Introduction to Machine Learning
Introduction to Machine Learning
Abstract:
The course offers a gentle, hands-on introduction to the core principles and techniques of machine learning. The participants will be presented with the basic supervised machine learning models (linear models, trees and some instance-based techniques), along with the principles of their application (training, testing, cross-validation, regularization, model selection). Students will implement and apply most of the discussed algorithms using the interactive environment IPython. This will be followed by a discussion of the general principles underlying machine learning, such as statistical estimation methods and optimization techniques. Some extent of basic familiarity with programming and Python is expected from the participants. Previous knowledge of probability theory and linear algebra would be helpful and could ensure better understanding of the material.
Associated projects:
Students who would take extra interest in this course are offered a number of projects to pursue during the “practical” part of the Summer School (in addition to perhaps more topic-specific data-oriented projects given by other instructors). The following is a tentative list of topics for inspiration. For any of the topics the exact details of the project will be clarified in collaboration with the students that decide to take it on. All projects imply either a practical implementation in the form of usable software or a written report on the performed steps, experiments and results.

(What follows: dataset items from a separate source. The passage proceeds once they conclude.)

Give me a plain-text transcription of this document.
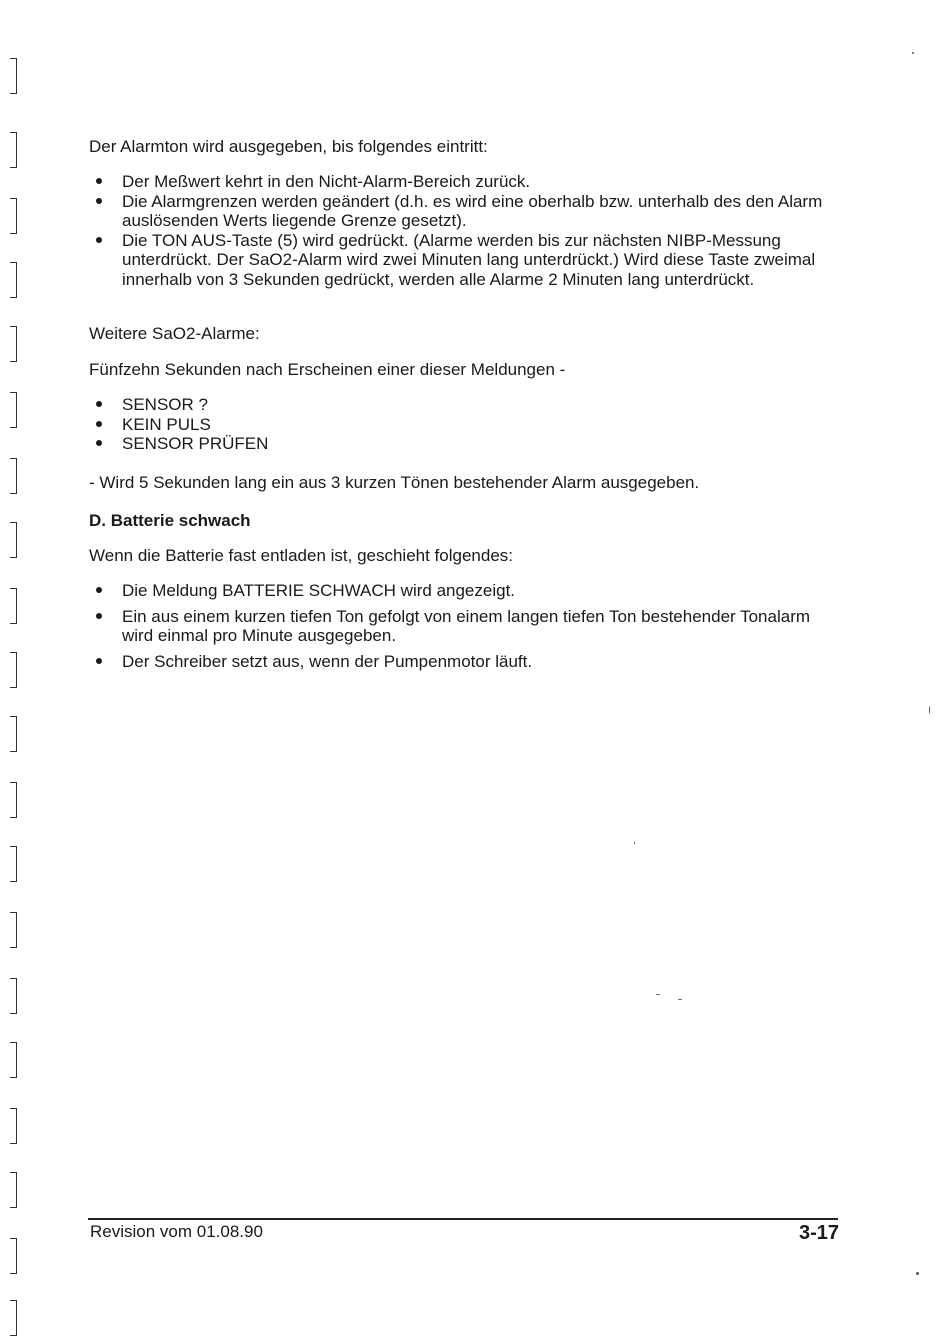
Der Alarmton wird ausgegeben, bis folgendes eintritt:

Der Meßwert kehrt in den Nicht-Alarm-Bereich zurück.
Die Alarmgrenzen werden geändert (d.h. es wird eine oberhalb bzw. unterhalb des den Alarm auslösenden Werts liegende Grenze gesetzt).
Die TON AUS-Taste (5) wird gedrückt. (Alarme werden bis zur nächsten NIBP-Messung unterdrückt. Der SaO2-Alarm wird zwei Minuten lang unterdrückt.) Wird diese Taste zweimal innerhalb von 3 Sekunden gedrückt, werden alle Alarme 2 Minuten lang unterdrückt.

Weitere SaO2-Alarme:

Fünfzehn Sekunden nach Erscheinen einer dieser Meldungen -

SENSOR ?
KEIN PULS
SENSOR PRÜFEN

- Wird 5 Sekunden lang ein aus 3 kurzen Tönen bestehender Alarm ausgegeben.

D. Batterie schwach

Wenn die Batterie fast entladen ist, geschieht folgendes:

Die Meldung BATTERIE SCHWACH wird angezeigt.
Ein aus einem kurzen tiefen Ton gefolgt von einem langen tiefen Ton bestehender Tonalarm wird einmal pro Minute ausgegeben.
Der Schreiber setzt aus, wenn der Pumpenmotor läuft.
Revision vom 01.08.90	3-17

- Machine learning 101: Handwritten digit classification study.
- Can a computer guess your language? Adaptive clustering of spoken text.
- Priority inbox: Predict the importance of messages in your mailbox.
- Computer-generated music or text: Train a generative model to compose songs or lyrics.
- Summarize the news: Create an informative visualization of news articles (using SOM, wordclouds, decision trees, or the like).
- Recommended reading: Implement a simple recommendation system for the posts of a forum.
- Contribute to the community: Implement an algorithm in Spark MLLib that is not yet implemented there.
- Show off what you learned: Implement a javascript demo/learning tool for an algorithm of interest.
- etc
About lecturer:
Mr. Konstantin Tretyakov,
Researcher, University of Tartu, Estonia.